12 2月 2026, 木

基幹システムに浸透する「AIエージェント」:Oracleの事例から読み解く、業務自動化の次なるフェーズ

OracleがFusion Applications向けに新たなAIエージェント機能を発表したことは、生成AIのトレンドが「対話」から「業務実行」へとシフトしていることを象徴しています。SaaS組み込み型AIがもたらす業務変革の可能性と、日本企業が直面する導入・運用の課題について、専門家の視点で解説します。

「対話するAI」から「仕事をするAI」への進化

生成AIブームの初期、多くの企業はChatGPTのようなチャットインターフェースを通じて、文章作成や要約といったタスクの効率化を模索しました。しかし現在、そのトレンドは明らかに次のフェーズへと移行しています。それが「AIエージェント」の実装です。
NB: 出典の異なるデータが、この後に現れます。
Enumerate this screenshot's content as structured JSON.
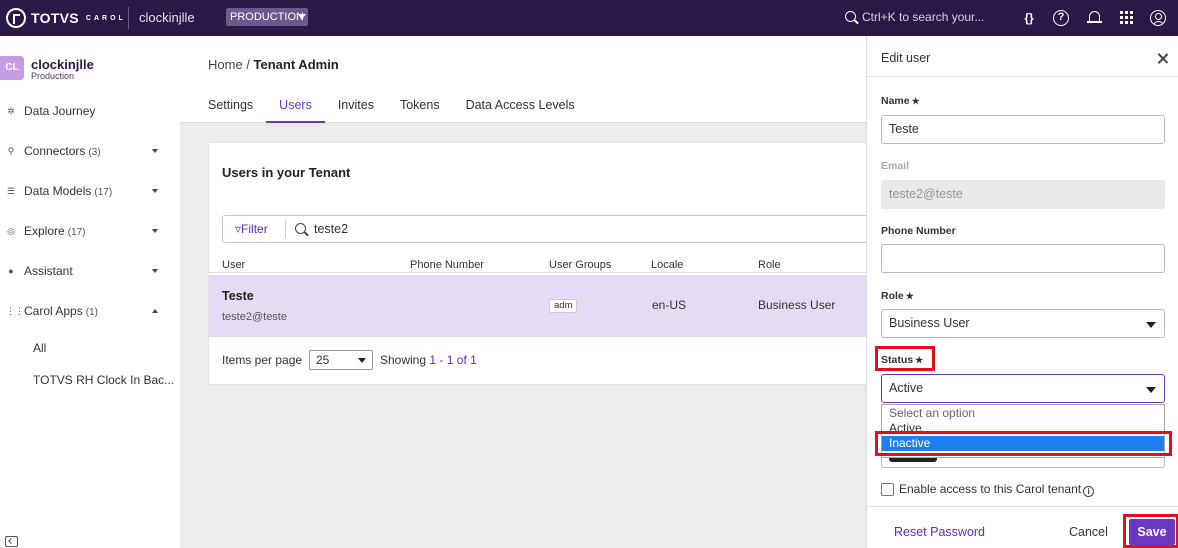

OracleがFusion Applications(ERP、HCM、SCMなどの統合業務アプリケーション群)向けにAIエージェントを展開するというニュースは、単なる一ベンダーの新機能発表にとどまらず、エンタープライズIT全体の方向性を示唆しています。AIエージェントとは、ユーザーの曖昧な指示を理解し、背後にあるシステムやデータを操作して、具体的なタスクを完遂しようとする仕組みを指します。従来のチャットボットが「情報の提示」に留まっていたのに対し、エージェントは「プロセスの実行」まで踏み込む点が大きな違いです。

SaaS組み込み型AI(Embedded AI)の衝撃

日本企業において、生成AI活用のアプローチは大きく二極化しています。一つはAzure OpenAI Serviceなどを利用して自社独自の環境を構築する「Build」のアプローチ。もう一つは、利用しているSaaSベンダーが提供する機能をそのまま使う「Buy(またはUse)」のアプローチです。

OracleやMicrosoft、Salesforceなどの主要ベンダーが推進しているのは後者であり、これは「SaaS組み込み型AI」と呼ばれます。ユーザーはプロンプトエンジニアリングやモデルの選定を意識することなく、普段の経理業務や人事評価の画面の中で、「この請求書の明細をチェックして」「最適なサプライヤー候補をリストアップして」といったボタンを押すだけでAIの恩恵を受けられます。

Oracleの発表に見られる「パートナーが構築したエージェントテンプレート」の展開は、特定の業界や業務に特化したAI機能が、アプリストアのように容易に追加できるようになる未来を示しています。これは、AI開発リソースが不足しがちな多くの日本企業にとって、強力な選択肢となり得ます。

日本企業が直面する「標準化」と「責任」の壁

しかし、この便利な機能を享受するためには、日本企業特有の課題を乗り越える必要があります。

第一に、業務プロセスの標準化(Fit to Standard)です。SaaS組み込み型のAIエージェントは、そのSaaSが想定する標準的なデータ構造やワークフローに基づいて設計されています。日本企業にありがちな「過度なカスタマイズ」や「属人的な運用」が残っている場合、AIエージェントは正しくデータを読み取れず、期待通りの自律動作ができません。「AIを使うために、業務をSaaSの標準に合わせる」という決断が、これまで以上に重要になります。

第二に、AIガバナンスと責任の所在です。AIエージェントが自律的に受発注処理や在庫移動の提案を行ったとして、その結果に対する責任は誰が負うのでしょうか。日本の組織文化では、稟議や承認プロセスが厳格ですが、AIの出力をそのまま承認フローに乗せてよいのか、あるいは「Human-in-the-loop(人が必ず介在する)」をどこまで徹底するか、という設計が問われます。

日本企業のAI活用への示唆

今回のOracleの事例およびグローバルなAIエージェントの潮流を踏まえ、日本の意思決定者や実務者は以下の点を意識すべきです。

1. 「作るAI」と「使うAI」の使い分け
すべてのAI機能を自社開発する必要はありません。基幹業務(会計、人事、SCMなど)については、ベンダーが提供する「組み込み型AIエージェント」のロードマップを確認し、それを最大限活用する方向で業務設計を見直すべきです。

2. データ整備こそがAI活用の前提
AIエージェントが正しく働くには、正確なデータが不可欠です。紙帳票のデジタル化はもちろん、システム内のマスタデータの不整合を解消するなど、地味ですが根本的なデータマネジメントへの投資が、AIのROIを最大化します。

3. ガバナンスの再定義
AIによる自動実行をどこまで許容するか、社内規定やガイドラインを整備する必要があります。特に「AIによる提案」と「人間の最終決定」を明確に分けるUI/UXやワークフローを設計し、ブラックボックス化によるコンプライアンス違反を防ぐ姿勢が不可欠です。